The Eastern Cape saw a crime spike with 3,145 cases reported in the province within a week of lifting the alcohol ban at the start of June, which put hospitals under severe pressure because of the rise in trauma cases.
The premier said Eastern Cape Liquor Board inspectors (ECLB) and law enforcement agencies would monitor and enforce strict adherence to the new liquor regulations by paying impromptu visits to alcohol outlets.
“Where transgressions are identified, necessary steps will be taken to curtail such behaviour.
“While the law enforcement agencies will ensure that the non-compliant outlet owner is promptly arrested and liquor confiscated, ECLB inspectors will help verify whether or not the outlet is licensed and may recommend the suspension of a licence.”
The Eastern Cape had 52,058 confirmed cases, 709 deaths, and 32,083 recoveries at the time of writing on Tuesday afternoon.
Mabuyane said the recovery rate of the province was at 66%, with most of the people who have recovered not needing hospitalisation.
He said changes had been made to testing protocols. Asymptomatic people who might have come into contact with someone who had tested positive would no longer be tested, but screened and quarantined.

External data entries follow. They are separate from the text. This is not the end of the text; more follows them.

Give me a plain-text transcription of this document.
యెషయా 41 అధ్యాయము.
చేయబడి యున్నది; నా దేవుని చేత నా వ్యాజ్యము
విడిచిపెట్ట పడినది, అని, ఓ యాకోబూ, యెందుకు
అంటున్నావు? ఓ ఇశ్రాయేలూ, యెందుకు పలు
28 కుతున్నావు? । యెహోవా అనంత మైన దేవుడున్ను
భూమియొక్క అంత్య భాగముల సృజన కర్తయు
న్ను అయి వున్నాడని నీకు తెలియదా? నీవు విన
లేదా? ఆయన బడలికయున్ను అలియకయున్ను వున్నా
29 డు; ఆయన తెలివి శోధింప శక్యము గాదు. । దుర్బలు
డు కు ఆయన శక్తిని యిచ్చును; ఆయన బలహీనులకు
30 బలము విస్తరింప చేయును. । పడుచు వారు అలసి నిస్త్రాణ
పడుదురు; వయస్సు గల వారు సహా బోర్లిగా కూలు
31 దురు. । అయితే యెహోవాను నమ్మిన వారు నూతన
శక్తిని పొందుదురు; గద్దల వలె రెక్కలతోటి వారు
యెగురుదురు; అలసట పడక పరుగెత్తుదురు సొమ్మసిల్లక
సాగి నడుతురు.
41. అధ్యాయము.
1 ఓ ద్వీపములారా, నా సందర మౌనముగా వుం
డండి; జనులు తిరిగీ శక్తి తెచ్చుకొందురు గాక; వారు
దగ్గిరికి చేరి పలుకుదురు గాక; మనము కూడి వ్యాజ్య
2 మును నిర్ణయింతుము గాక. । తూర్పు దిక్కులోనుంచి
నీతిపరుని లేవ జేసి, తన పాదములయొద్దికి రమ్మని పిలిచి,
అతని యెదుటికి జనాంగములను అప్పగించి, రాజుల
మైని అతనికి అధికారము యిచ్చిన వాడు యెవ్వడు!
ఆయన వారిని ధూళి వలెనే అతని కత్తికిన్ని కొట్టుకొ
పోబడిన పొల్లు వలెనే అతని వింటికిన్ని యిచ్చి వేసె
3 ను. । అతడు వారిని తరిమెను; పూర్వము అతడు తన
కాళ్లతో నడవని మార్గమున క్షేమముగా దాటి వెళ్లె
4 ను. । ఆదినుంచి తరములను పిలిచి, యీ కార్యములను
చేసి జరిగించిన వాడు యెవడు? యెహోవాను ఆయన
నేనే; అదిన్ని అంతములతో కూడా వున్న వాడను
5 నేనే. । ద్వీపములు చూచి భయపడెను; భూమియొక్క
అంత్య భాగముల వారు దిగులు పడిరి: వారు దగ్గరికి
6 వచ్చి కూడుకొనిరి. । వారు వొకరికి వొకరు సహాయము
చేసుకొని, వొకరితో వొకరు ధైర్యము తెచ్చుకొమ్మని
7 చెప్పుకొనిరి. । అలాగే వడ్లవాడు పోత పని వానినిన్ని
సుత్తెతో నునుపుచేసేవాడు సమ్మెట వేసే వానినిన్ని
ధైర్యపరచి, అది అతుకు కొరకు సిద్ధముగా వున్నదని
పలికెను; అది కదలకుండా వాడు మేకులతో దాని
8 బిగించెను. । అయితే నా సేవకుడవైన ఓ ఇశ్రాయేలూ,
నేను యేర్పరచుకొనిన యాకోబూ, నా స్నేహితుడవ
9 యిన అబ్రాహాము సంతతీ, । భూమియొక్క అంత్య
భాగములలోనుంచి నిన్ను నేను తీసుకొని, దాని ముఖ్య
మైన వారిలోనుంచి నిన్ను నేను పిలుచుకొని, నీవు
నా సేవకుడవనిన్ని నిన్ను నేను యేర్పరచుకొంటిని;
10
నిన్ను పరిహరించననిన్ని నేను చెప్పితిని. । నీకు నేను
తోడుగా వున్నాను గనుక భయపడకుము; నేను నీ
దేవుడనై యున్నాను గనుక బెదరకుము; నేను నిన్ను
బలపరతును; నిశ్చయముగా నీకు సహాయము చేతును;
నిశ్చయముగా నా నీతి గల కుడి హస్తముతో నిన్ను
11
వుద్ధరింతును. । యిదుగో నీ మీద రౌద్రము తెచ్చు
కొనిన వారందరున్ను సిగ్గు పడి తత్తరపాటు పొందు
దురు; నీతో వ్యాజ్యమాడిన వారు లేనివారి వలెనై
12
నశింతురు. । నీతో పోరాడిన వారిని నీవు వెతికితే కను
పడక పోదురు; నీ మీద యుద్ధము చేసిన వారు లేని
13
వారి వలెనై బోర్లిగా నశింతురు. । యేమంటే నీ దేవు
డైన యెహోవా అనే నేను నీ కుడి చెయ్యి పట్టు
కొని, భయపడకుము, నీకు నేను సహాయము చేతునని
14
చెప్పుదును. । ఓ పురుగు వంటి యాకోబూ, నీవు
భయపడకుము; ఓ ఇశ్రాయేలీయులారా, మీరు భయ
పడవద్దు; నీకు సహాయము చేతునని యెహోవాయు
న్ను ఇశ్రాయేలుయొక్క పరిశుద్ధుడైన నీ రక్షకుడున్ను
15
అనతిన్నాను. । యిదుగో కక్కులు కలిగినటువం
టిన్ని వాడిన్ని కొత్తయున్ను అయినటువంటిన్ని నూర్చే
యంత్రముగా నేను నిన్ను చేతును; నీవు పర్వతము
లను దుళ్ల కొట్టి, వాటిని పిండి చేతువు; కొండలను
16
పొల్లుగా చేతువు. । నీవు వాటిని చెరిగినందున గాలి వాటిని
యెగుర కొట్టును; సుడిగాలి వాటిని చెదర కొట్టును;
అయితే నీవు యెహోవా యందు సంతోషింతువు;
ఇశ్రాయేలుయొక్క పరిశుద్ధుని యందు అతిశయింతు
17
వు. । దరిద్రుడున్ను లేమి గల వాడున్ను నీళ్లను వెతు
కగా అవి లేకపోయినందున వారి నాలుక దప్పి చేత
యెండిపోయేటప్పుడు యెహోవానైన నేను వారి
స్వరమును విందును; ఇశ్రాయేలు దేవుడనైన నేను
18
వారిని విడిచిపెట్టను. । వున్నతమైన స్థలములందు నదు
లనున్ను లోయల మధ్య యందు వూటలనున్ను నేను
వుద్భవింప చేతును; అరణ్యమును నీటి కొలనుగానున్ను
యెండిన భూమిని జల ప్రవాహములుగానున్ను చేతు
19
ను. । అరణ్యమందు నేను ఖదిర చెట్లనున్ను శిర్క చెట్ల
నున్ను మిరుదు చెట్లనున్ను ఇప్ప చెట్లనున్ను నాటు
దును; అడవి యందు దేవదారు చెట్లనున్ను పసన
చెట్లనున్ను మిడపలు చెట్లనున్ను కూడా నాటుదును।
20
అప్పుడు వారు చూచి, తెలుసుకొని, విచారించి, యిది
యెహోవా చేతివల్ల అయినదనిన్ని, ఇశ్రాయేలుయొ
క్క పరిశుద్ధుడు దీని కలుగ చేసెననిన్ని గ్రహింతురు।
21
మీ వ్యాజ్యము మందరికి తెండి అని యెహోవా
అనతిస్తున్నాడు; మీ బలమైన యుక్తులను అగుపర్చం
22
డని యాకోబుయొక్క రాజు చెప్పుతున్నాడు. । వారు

“Those who are positive and have severe symptoms are hospitalised for treatment and oxygen support to reduce poor health outcomes.”
Mabuyane also reiterated the community-based Covid-19 response plan which he announced last week.
The new plan, which was introduced in 87 wards in Buffalo City and Nelson Mandela Bay metros, has been finalised, he said.
He said R409m had been allocated towards health infrastructure in the province.
“Thus far R2.2bn of the required R4.1bn has been allocated towards the health intervention of the Covid-19 containment and mitigation strategy.
“To this end the provincial Treasury and relevant lead departments are continuously revising financial projections.”
Mabuyane said the risk of infection for health workers remained high and more than 2,285 people in the health sector contracted Covid-19, with 28 fatalities.
“We have put together 1,229 social workers in 86 teams in the province to provide support to the people of our province who require psychosocial support during this pandemic.”
He said from the R29.7bn paid to employers from the temporary employer/employee relief scheme fund by the department of employment & labour, R1.6bn had been paid to 35,779 employers to benefit 385,410 qualifying workers whose income has been affected by the pandemic in the province.